A first-generation college student, Ruiz enrolled at Clark via EMERGE, a Houston-based college access program for underserved communities. Clark provided her with financial aid.
Like a lot of high school students, Ruiz didn’t know much about college-level research — but at Clark, she has been able to experience it firsthand.
A geography major, Ruiz won a HERO (Human-Environment Regional Observatory) Fellowship for 2018-19. Overseen by Clark’s Graduate School of Geography, the competitive program provides the opportunity for a cohort of undergraduates to conduct research with faculty and doctoral students on how humans are affecting the environment.

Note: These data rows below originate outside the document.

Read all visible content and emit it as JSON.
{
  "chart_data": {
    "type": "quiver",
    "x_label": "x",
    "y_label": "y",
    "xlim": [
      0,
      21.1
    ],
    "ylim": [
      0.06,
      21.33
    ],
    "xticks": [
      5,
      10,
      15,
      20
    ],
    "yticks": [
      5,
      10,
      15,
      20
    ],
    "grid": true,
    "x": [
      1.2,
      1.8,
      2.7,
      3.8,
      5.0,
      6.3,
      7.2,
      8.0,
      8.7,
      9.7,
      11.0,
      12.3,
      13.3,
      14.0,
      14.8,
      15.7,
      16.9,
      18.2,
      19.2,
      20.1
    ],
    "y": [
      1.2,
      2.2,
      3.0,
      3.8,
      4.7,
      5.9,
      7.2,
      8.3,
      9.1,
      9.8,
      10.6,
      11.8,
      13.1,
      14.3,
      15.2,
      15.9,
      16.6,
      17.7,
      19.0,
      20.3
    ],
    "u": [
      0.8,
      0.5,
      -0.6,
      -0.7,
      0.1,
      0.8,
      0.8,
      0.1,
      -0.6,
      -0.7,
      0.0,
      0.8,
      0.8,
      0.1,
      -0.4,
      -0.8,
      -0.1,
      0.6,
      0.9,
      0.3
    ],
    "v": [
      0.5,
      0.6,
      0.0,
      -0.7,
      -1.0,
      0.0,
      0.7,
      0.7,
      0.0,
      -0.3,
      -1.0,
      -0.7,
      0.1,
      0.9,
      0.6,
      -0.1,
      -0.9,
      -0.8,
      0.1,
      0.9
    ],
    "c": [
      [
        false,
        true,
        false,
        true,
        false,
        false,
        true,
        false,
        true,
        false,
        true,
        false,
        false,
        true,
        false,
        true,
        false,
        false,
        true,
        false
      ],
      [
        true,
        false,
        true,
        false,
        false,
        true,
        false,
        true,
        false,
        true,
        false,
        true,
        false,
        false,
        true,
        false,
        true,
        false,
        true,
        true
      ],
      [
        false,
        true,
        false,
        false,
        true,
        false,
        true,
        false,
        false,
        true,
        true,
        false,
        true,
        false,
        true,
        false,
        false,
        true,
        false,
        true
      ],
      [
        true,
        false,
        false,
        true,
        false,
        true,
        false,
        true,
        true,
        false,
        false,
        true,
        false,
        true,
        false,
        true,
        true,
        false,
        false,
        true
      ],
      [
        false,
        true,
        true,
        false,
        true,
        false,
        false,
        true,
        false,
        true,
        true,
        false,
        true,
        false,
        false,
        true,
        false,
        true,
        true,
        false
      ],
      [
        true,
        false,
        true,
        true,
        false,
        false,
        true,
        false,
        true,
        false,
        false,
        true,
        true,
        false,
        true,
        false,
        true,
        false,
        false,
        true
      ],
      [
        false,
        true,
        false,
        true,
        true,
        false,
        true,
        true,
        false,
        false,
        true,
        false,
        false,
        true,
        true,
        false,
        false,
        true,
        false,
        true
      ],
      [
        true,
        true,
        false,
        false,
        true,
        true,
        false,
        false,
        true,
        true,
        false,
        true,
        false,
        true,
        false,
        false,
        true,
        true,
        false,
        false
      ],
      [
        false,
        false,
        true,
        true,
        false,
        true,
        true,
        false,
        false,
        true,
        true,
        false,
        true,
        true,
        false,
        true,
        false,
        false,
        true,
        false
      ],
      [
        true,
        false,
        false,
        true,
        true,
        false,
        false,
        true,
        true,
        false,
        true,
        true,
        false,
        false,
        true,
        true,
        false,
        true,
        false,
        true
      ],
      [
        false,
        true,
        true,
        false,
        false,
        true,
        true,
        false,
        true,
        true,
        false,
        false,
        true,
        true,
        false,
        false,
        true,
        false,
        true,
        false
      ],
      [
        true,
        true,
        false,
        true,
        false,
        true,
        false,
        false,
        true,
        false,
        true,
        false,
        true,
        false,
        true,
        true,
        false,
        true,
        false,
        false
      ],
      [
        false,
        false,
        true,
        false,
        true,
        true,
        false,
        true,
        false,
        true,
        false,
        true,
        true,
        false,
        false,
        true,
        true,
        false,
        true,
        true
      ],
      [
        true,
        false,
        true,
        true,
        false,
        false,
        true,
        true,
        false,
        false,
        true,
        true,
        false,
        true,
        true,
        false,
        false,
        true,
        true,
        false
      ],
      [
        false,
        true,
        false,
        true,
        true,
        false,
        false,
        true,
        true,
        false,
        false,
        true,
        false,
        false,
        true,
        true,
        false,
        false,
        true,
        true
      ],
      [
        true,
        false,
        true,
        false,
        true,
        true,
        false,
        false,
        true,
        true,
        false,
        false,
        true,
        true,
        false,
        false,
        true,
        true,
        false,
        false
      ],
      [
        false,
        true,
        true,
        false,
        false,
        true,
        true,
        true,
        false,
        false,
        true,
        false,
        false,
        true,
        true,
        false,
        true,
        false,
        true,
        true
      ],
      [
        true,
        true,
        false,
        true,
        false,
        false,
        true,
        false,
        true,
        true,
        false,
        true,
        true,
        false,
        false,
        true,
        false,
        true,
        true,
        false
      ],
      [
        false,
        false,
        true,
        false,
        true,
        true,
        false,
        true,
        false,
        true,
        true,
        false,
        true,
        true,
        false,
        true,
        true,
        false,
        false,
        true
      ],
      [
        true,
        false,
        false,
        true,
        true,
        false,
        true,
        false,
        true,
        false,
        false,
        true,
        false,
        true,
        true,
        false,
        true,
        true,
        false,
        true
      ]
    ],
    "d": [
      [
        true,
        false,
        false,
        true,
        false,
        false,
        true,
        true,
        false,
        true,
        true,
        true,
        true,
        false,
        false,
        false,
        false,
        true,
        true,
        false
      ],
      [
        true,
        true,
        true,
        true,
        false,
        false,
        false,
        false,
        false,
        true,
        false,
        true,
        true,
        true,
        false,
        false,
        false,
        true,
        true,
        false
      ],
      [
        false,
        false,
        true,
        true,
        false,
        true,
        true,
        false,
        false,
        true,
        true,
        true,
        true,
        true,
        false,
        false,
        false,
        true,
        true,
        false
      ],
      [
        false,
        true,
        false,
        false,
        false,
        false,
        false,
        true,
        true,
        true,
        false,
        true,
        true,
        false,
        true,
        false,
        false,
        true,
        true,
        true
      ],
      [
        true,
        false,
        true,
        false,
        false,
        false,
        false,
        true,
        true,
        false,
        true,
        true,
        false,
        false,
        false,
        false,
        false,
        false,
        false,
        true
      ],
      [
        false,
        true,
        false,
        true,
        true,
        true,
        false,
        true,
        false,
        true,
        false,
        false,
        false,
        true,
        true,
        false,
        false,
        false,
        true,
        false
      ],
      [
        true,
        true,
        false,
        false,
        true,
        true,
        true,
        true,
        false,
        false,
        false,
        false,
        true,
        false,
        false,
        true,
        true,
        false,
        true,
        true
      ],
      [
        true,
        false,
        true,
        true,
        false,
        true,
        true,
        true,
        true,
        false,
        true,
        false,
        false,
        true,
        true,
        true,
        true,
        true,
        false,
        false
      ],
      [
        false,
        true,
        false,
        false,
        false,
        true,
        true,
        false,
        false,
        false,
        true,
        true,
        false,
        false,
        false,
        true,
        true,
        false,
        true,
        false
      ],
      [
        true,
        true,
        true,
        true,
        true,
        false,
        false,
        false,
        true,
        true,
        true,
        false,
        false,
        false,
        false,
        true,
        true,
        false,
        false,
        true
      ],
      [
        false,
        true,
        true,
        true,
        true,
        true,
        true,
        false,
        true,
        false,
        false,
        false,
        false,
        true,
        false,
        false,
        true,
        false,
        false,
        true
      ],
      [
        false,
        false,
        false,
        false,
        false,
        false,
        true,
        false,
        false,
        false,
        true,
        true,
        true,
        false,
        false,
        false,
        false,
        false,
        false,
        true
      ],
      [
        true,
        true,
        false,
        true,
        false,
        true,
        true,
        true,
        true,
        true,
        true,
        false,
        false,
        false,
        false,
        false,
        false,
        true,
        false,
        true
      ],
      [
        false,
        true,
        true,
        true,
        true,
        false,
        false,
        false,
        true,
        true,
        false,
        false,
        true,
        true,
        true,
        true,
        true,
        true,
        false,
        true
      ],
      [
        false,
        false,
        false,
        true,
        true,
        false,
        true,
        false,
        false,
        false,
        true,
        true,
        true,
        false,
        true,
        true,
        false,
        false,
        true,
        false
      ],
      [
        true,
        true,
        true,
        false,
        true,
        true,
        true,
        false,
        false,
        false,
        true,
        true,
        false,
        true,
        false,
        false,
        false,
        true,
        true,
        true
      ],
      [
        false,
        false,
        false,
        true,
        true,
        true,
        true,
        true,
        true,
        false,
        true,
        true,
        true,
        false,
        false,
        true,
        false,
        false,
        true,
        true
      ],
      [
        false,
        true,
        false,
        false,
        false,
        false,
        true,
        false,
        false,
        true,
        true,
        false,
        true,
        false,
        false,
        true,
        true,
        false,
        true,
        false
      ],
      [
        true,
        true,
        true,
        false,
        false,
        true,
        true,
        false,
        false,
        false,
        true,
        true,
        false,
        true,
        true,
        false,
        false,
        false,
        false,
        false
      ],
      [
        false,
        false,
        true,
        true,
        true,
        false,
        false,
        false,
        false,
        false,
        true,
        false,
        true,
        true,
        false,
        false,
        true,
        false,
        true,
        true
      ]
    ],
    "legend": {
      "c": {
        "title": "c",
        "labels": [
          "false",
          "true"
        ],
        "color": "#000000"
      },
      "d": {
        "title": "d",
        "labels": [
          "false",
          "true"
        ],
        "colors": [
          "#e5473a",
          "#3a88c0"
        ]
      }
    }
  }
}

“Doing research has been a big accomplishment for me,” Ruiz says. “It broadened my academic knowledge and allowed me to see how my skills could be applied to real-world problems,” Ruiz says.
Previously, she interviewed residents as part of a University of Texas study on the health impacts of metal recycling facilities in Houston. That experience came in handy for her HERO fellowship; working with geography professors Deborah Martin and John Rogan, as well as two doctoral students, to examine the vitality of trees in Chicopee and Fall River, Massachusetts, she interviewed residents to measure the success of the state’s Greening the Gateway Cities Program. The program aims to increase tree canopy by 10 percent in high-density neighborhoods by providing residents with trees and planting them along city streets.
In July, the HERO fellows shared their research in an hour-long presentation to a roomful of stakeholders from the Massachusetts Department of Conservation and Recreation, U.S. Department of Agriculture, Worcester Tree Initiative, and community members.
This spring, Ruiz completed an honors thesis based on data collected during her HERO fellowship and presented her findings at Clark’s Academic Spree Day.
All of her experiences at Clark have confirmed for Ruiz that she chose the right major. “I decided geography was the right fit for me because it encompasses my interest in science and the environment,” she says. “It is such an interdisciplinary discipline; geography offers many career options.”
Her projects have given Ruiz plenty of opportunities to apply what she’s learned in her chosen geography subfield, geographic information science (GIS). GIS researchers use satellite (remote sensing) data, spatial analysis, and other computational techniques in their work.
Throughout her time at Clark, Ruiz has been inspired by her adviser, geography professor Florencia Sangermano, a fellow Latina.
“It is inspiring to see representation and to know that it is possible to achieve my goals,” Ruiz says. “Professor Sangermano is very supportive of what her students want to do.”
Now that she’s headed back home to Houston, Ruiz is ready to apply her newfound knowledge and skills.
“I hope to work on initiatives similar to the Greening the Gateway Cities Program,” she says. “Houston is a place that could benefit from an increased tree canopy to help with stormwater drainage — something that was clearly lacking when Hurricane Harvey hit.”